While I think it’s important that teachers do continue to develop their subject knowledge, I’m sceptical about focusing on teachers’ motivation. This is partly because the actions are more important than the motivation – at least to the professional development lead – if teachers are motivated to do something we will see them doing it, so I’d rather focus on seeing them doing it. And partly because the evidence seems pretty clear that our beliefs change more slowly than our actions: it’s easier to act our way into a new way of thinking than think our way into a new form of action.
Really interesting post, Harry, coming at a very interesting time for me as just today, during a LA inspection visit I was challenged to match student data outcomes to PD input from me and my team. (We resisted, because it feels too much like making up the data.) Your post suggests some reasons why it is so tough to find that link – not least of all because it may simply not be there.
I know the arguments for RCTs, but I do wonder if they are too blunt an instrument with which to measure impact of PD on student outcomes.

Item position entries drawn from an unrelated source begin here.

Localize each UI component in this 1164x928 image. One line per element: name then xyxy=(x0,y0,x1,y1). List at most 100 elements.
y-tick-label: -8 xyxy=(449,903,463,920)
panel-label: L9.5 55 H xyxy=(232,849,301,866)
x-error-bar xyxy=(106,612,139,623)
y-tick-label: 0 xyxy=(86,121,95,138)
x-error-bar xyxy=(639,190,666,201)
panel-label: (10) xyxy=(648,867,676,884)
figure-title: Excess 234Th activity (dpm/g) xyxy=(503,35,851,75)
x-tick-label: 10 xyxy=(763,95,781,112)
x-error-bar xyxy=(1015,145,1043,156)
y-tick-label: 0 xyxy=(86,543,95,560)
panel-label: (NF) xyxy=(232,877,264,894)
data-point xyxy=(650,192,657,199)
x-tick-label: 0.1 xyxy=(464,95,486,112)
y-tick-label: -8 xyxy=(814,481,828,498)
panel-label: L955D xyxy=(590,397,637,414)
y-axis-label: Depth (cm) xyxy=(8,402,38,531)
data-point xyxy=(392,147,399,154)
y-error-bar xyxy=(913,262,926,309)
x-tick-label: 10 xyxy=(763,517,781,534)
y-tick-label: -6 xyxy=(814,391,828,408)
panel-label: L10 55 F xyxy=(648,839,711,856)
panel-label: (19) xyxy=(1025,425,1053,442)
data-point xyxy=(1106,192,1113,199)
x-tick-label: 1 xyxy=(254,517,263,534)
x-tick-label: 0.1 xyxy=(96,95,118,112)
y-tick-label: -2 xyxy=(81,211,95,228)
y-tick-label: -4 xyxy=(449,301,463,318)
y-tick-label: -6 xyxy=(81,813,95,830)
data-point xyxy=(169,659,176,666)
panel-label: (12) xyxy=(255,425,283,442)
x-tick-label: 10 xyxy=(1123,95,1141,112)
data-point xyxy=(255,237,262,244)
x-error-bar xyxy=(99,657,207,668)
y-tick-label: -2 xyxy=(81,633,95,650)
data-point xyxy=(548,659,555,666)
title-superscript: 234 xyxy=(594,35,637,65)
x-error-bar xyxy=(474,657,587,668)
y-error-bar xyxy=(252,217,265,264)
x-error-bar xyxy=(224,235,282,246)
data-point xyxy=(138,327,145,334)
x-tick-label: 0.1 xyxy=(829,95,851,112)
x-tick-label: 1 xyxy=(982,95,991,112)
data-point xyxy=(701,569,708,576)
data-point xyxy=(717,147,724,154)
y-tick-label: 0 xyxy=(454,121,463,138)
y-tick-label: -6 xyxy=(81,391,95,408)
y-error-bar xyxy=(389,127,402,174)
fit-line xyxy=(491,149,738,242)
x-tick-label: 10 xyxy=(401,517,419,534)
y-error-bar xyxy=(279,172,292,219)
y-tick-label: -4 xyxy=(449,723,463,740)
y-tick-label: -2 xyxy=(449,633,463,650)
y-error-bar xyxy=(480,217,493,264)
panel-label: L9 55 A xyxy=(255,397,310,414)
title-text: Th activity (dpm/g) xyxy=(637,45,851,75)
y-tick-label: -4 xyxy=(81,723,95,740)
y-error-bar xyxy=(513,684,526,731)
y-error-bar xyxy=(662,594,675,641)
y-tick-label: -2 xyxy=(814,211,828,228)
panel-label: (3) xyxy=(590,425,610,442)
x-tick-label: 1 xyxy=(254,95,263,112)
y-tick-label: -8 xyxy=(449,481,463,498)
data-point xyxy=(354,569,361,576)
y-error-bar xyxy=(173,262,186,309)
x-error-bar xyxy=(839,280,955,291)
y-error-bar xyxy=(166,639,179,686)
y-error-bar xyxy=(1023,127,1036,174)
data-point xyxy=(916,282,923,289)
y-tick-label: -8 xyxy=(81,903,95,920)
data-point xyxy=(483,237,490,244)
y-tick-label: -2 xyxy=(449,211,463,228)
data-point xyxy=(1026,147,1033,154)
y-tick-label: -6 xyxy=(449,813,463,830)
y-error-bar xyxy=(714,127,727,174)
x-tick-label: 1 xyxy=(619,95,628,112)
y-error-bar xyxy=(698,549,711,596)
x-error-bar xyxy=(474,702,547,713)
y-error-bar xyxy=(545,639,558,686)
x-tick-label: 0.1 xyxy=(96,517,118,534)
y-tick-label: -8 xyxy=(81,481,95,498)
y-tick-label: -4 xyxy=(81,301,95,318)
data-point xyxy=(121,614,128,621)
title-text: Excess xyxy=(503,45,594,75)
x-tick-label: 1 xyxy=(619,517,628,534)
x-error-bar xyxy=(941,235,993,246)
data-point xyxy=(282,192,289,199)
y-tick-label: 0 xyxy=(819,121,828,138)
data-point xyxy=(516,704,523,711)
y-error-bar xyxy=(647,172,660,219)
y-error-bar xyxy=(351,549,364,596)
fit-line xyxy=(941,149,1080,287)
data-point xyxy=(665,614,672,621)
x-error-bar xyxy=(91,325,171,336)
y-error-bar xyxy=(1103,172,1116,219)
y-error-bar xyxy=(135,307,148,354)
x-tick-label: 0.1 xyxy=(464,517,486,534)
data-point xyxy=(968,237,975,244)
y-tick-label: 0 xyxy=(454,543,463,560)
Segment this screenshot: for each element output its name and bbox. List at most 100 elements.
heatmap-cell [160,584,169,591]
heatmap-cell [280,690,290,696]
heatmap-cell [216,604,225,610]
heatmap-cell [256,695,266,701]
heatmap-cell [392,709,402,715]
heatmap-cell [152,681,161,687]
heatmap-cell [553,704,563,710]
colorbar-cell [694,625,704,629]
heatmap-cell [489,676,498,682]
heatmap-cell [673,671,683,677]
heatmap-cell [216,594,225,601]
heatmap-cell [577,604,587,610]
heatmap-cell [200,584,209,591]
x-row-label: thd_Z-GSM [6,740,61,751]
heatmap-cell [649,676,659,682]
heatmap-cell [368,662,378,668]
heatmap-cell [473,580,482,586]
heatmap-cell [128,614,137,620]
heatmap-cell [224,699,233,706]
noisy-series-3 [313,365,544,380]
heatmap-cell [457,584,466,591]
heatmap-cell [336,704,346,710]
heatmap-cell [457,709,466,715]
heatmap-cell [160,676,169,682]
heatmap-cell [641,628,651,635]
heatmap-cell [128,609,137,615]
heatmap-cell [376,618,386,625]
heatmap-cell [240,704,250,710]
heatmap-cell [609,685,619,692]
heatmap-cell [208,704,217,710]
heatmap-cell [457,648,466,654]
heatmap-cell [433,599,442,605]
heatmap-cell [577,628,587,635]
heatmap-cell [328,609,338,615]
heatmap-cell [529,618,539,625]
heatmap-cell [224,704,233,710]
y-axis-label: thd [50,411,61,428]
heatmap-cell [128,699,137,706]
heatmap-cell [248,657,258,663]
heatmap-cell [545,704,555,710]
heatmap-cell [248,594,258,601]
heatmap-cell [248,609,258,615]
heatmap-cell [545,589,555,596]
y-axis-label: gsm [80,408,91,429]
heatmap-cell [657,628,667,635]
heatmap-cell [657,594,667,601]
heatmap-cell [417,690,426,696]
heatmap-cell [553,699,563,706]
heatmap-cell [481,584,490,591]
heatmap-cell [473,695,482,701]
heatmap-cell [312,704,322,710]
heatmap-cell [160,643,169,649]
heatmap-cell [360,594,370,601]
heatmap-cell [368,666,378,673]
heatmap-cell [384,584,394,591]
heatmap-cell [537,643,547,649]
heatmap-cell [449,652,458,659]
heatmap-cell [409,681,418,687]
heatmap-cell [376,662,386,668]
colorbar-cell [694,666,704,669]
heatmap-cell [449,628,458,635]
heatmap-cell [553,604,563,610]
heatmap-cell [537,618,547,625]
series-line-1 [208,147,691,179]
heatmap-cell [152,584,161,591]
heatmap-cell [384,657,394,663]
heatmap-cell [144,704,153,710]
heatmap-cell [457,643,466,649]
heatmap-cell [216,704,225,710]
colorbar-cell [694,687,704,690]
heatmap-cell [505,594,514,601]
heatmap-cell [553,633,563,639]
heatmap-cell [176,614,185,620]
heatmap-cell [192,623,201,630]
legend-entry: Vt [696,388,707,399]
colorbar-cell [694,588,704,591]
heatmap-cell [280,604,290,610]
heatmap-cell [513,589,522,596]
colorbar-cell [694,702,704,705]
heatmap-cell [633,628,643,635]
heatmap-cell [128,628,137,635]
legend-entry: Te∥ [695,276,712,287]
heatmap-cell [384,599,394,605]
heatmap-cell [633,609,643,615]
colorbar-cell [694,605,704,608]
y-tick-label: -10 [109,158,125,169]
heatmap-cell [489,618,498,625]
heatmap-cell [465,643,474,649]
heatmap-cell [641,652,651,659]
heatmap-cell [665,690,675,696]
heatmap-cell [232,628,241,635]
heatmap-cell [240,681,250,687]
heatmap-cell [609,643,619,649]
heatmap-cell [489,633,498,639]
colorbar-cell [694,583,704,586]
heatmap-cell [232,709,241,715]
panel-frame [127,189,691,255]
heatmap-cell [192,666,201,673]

Guskey is very fair on this and argues that we can collect evidence of the value of our professional development but are very unlikely to be able to prove its role. So, on the one hand, I think it’s fine for a professional development leader to demonstrate valued outcomes which go beyond positive feedback from sessions but stop short of student results. For researchers and those with the scale and resources however, I do think it’s important we keep testing the value of PD, simply because, if it’s having no impact, we might be better placed spending the money and time on other interventions more useful for students (like tutoring, for example).